(Closed) Workplace abuse: Should I stay or should I go

posted 6 years ago in Career
  • poll: Should I stay or should I go?
    Get out NOW! : (22 votes)
    39 %
    Grin and bear it until you find something else. : (34 votes)
    60 %
    Stick with the job indefinitely. : (1 votes)
    2 %
  • Post # 16
    Member
    2375 posts
    Buzzing bee
    • Wedding: June 2014

    Do NOT quit until you have a new job. If you were in a high demand field with more jobs than applicants, that would be different. But given that it took you 2 months to get this job, it’s unlikely that you’d get another one right away. At some point in everyone’s professional life, you’ve got to suck it up, smile and deal.

    Also, something to keep in mind – she’s right about a couple things. She wanted emails done one way, you chose to do it your own way. She IS your boss, and if she wants them done individually, then do it. If you want respect, do things correctly first, and then bring up a possible better way to do it.

    Post # 19
    Member
    437 posts
    Helper bee

    sara_tiara:  +1. I won’t have the popular opinion. You did make a mistake. Unless she threw something at you, called you a nasty name, touched you… It’s sort of one of those things that I would suck up. Many bosses are like this, especially successful folks who tend to be those “Type A” personalities. They want it done right, and quickly. I’m a pretty tough cookie, though. So, this is something that I would not take super personally and/or dwell on. I’d apologize for, rectify the best way I knew how and move on. In the meantime, look for another job. I would not quit with no notice, though. Unless something horribly absurd happens. You described my former boss to a T. I still demanded respect in a professional manner, but was accountable for my actions, while still being dang good at my job. It was hard some days. I’d managed to get one of the most coveted position in the company within a couple of years. Most people couldn’t hack it, but the experience was invaluable to me and I knew it’d be worth it, at the time. After six years of experience, I figured I’d paid my dues and had a pretty competitive resume. It was only then that I left and found my “dream job”.

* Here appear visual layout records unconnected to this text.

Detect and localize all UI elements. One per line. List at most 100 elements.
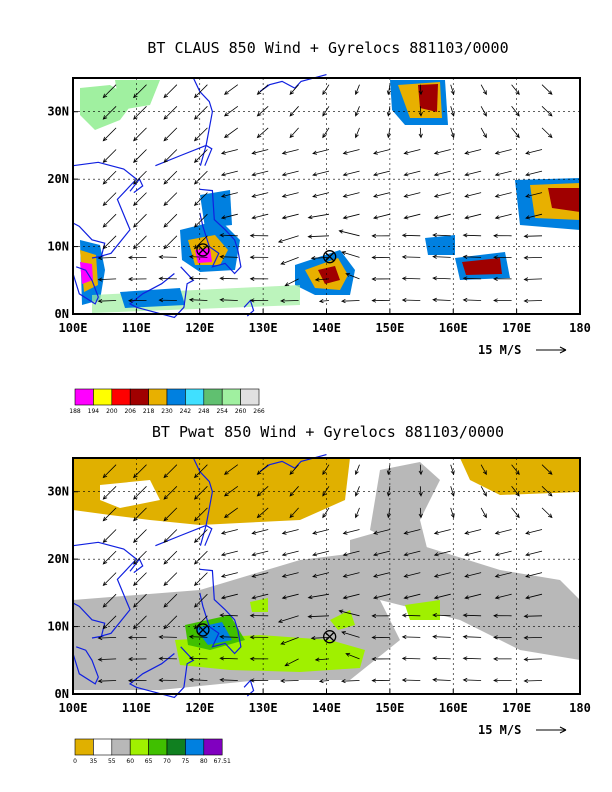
colorbar-swatch <box>203 388 223 406</box>
wind-vector <box>354 84 360 96</box>
wind-vector <box>338 229 360 237</box>
wind-vector <box>386 84 391 96</box>
wind-vector <box>223 84 239 95</box>
lon-tick-label: 170E <box>502 321 531 335</box>
colorbar-label: 266 <box>253 408 265 415</box>
wind-vector <box>322 464 330 476</box>
wind-vector <box>464 572 482 578</box>
wind-vector <box>249 298 269 303</box>
wind-vector <box>345 652 360 660</box>
wind-vector <box>371 635 390 640</box>
wind-vector <box>462 677 482 683</box>
coastline <box>199 188 242 275</box>
wind-vector <box>249 233 269 238</box>
wind-vector <box>494 170 512 177</box>
colorbar-label: 70 <box>163 758 171 765</box>
wind-vector <box>158 254 177 260</box>
wind-vector <box>342 529 360 535</box>
wind-vector <box>418 127 423 139</box>
wind-vector <box>220 170 238 177</box>
wind-vector <box>403 529 421 535</box>
wind-vector <box>354 464 360 476</box>
wind-vector <box>158 298 177 303</box>
wind-vector <box>251 213 269 220</box>
wind-vector <box>433 550 451 557</box>
wind-vector <box>523 678 543 684</box>
wind-vector <box>464 213 482 220</box>
wind-vector <box>523 657 543 662</box>
lat-tick-label: 0N <box>55 687 69 701</box>
wind-vector <box>373 572 390 578</box>
wind-vector <box>322 486 330 497</box>
wind-vector <box>163 192 178 207</box>
wind-vector <box>373 192 390 198</box>
wind-vector <box>523 298 543 304</box>
wind-vector <box>133 170 147 185</box>
lon-tick-label: 180 <box>569 701 591 715</box>
wind-vector <box>102 529 117 543</box>
wind-vector <box>289 507 299 519</box>
wind-vector <box>163 529 178 543</box>
wind-vector <box>433 572 451 578</box>
lon-tick-label: 160E <box>439 701 468 715</box>
wind-vector <box>433 170 451 177</box>
wind-vector <box>462 297 482 303</box>
wind-vector <box>133 464 147 479</box>
wind-vector <box>158 656 177 661</box>
panel1-gridlines <box>73 78 580 314</box>
wind-vector <box>511 127 520 139</box>
wind-vector <box>403 170 421 177</box>
lon-tick-label: 140E <box>312 701 341 715</box>
wind-vector <box>373 593 390 600</box>
wind-vector <box>386 106 391 117</box>
wind-vector <box>251 593 269 600</box>
wind-vector <box>163 106 178 120</box>
panel1-lon-labels: 100E 110E 120E 130E 140E 150E 160E 170E 180 <box>59 309 591 335</box>
wind-vector <box>249 635 269 640</box>
colorbar-label: 242 <box>180 408 192 415</box>
wind-vector <box>158 276 177 281</box>
wind-vector <box>193 192 208 207</box>
wind-vector <box>386 127 391 139</box>
lon-tick-label: 150E <box>375 701 404 715</box>
wind-vector <box>102 464 117 479</box>
wind-vector <box>541 84 553 95</box>
wind-vector <box>281 192 299 198</box>
colorbar-swatch <box>111 738 131 756</box>
wind-vector <box>289 84 299 95</box>
wind-vector <box>525 170 543 177</box>
wind-vector <box>525 593 543 600</box>
panel1-wind-vectors <box>97 84 553 304</box>
lon-tick-label: 170E <box>502 701 531 715</box>
wind-vector <box>97 678 117 684</box>
gyre-location-marker <box>323 630 337 644</box>
wind-vector <box>371 613 390 618</box>
wind-vector <box>102 593 117 608</box>
panel2-scale-label: 15 M/S <box>478 723 521 737</box>
wind-vector <box>371 678 390 683</box>
wind-vector <box>193 106 208 120</box>
panel2-title: BT Pwat 850 Wind + Gyrelocs 881103/0000 <box>152 423 504 441</box>
wind-vector <box>193 170 208 185</box>
wind-vector <box>433 529 451 535</box>
panel1-title: BT CLAUS 850 Wind + Gyrelocs 881103/0000 <box>147 39 508 57</box>
colorbar-swatch <box>185 388 205 406</box>
wind-vector <box>371 276 390 282</box>
wind-vector <box>281 593 299 600</box>
wind-vector <box>523 234 543 239</box>
wind-vector <box>494 192 512 198</box>
wind-vector <box>494 529 512 535</box>
wind-vector <box>312 192 330 198</box>
wind-vector <box>480 106 487 117</box>
wind-vector <box>220 213 238 220</box>
wind-vector <box>401 298 421 303</box>
colorbar-swatch <box>185 738 205 756</box>
wind-vector <box>432 656 451 661</box>
coastline <box>259 74 327 92</box>
wind-vector <box>188 254 208 259</box>
wind-vector <box>493 276 512 281</box>
wind-vector <box>494 593 512 600</box>
lat-tick-label: 30N <box>47 485 69 499</box>
wind-vector <box>401 276 421 281</box>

    I’ve had things happen/seen behavior (whether by owner or coworkers) that I did not approve of at any job. In order to be successful in life, you have to be able to adapt and work with an abundance of personalities. Running everytime something happens in the workplace that you dislike (again, aside from *real* abuse), is going to get you nowhere pretty quickly. 

    Post # 21
    Member
    1150 posts
    Bumble bee
    • Wedding: March 2015

    chickspartan:  I’m all for sticking things out but in this case, I’d just get out now. If your Fiance can support you in the meantime its not worth putting up with it.

    I know job hunting is a pain in the bum but better to find a new job you really do like sooner rather than trying to stick it out with this one and leaving eventually anyway!

    Post # 22
    Member
    437 posts
    Helper bee

    chickspartan:  Confronting you about a mistake is not verbal abuse. Again, if she called you a name, screamed at you, etc… That would be, but we don’t know the entire conversation. I’m not saying her behavior was right or justified, I’m simply saying that many employers will not walk on eggshells as to avoid hurting their employee’s feelings. Some business owners are more difficult than others… Not everyone is cut out for it, hence the turnover in your short time there. However, a job is not always supposed to be fun. Rewarding at times? Sure. However, a new job is full of trials and error. You said she was great, until you made a mistake.

    So, it doesn’t seem as though she’s been that horrible towards you, until an error was made. And, at that point, you debated quitting… Based solely on a single occurrence? Let’s also not forget that she gave you an opportunity when no one else would. 

    I agree that the way some business owners/managers treat their employees *is* quite sad. Especially some of the forms of harassment some bees endure. Likewise, there are many employees who think they are entitled to certain things, without them having to be earned. 

    Post # 23
    Member
    1245 posts
    Bumble bee
    • Wedding: August 2013

    I worked in an environment exactly like this for a year. A YEAR! Directly under the owner. I quit. No job, no prospects.  Best move I ever made. My health greatly improved.  Go. Don’t. Look. Back.

    Post # 24
    Member
    1246 posts
    Bumble bee

    chickspartan:  You described your situation in a way that makes it seem like this was the first time your were the object of her abuse. Until then, you liked (and still do like) the job.  Your post gives conflicting impressions. 

    The topic ‘Workplace abuse: Should I stay or should I go’ is closed to new replies.